Kathakali- A vibrant dance drama from Kerala

Elaborate makeup, heavy costumes, intense facial expressions, drumming and cymbals to the rhythm of the lyrics of the music- this is what the whole crux of Kathakali is. The word in itself means, “dancing on a story”.


Kathakali was fully developed as a dance form by the 17th century in Kerala. It was traditionally performed in the courtyards of the temples, from dusk to dawn. The story lines of the performance were taken from the Ramayana and the Mahabharata, and other such religious texts.
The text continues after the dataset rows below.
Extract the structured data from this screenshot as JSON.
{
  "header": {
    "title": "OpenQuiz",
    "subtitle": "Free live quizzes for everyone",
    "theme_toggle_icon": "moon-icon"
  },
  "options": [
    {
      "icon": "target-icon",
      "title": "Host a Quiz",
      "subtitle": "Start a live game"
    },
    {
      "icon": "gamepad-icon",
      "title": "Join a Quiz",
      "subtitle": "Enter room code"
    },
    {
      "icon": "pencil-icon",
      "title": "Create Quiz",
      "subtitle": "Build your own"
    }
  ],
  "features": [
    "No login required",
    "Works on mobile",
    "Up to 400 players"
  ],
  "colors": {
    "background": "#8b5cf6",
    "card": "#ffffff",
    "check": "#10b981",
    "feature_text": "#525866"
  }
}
The face is the epicenter of conveying the story, as eye movements and eyebrow movements are what holds the most importance. At the beginning of the performance, the drummers take the center stage to set the mood, followed by the singer. Till then a curtain is held over the performer to hide them for a further grand entry. It was traditionally performed only by men, including the female characters. With time, now even females learn and perform this dance. The hasta mudras, and foot movements are taken from Natyashastra and Abhinayadarpanam.

Music and Instruments

Soppan is the music system that is followed in Kathakali. Though the dance originated in Kerala, the language of the songs is not Malayalam, but Manipravalam. The instruments are few, which include Chenda that is a vertical drum, Shuddha Madalam which is a horizontal drum, Idakka which is an hour glass shaped drum, and manjira which is a metal instrument used to give tala.

Makeup and Costume

Now, we come the most time-consuming part of this dance, which is the makeup. It takes nothing less than 4-5 hours to get ready for a Kathakali performance. The face is typically painted in combinations of green, yellow, red and if black. A border of white paper is made a little above the jawline so as to keep maximum focus on the dancer’s face. The makeup is known as Vesham, and has 5 basic elements which are Pacha (green), Kathi (knife), Kari (black), Thaadi (beard), and Minukku (radiant). A silk skirt is worn on the waist, over some cushion paddings, and a velvet jacket-top is worn above. The head has a headgear, which can also be a king’s crown. A silk cloth is worn over the jacket to add more splendor to the costume. The dancer is covered in layers over layers of fabric, only the legs, the hands and the face are free to move. The colors of the costume too, are chosen according to the character the performer is playing. For example, to portray the character of Krishna, the dancer will wear a blue costume, to portray the character of Ravana the character wears a black costume, to depict a saint the dancer will choose a white costume.  It is interesting to note how the concept of color psychology comes into use of both costume and makeup of this dance form, which has been in existence since more than 5 centuries ago.

Kalamandalam Krishna Nair, his son Padmanabhan Krishna Nair, Ramankutty Nair, Vasudevan Namboodiri and Vadakke Manalath Govindan Nair are some of the most renowned and sought after Kathakali exponents who have had an immense contribution in this field to take it to where the art stands today.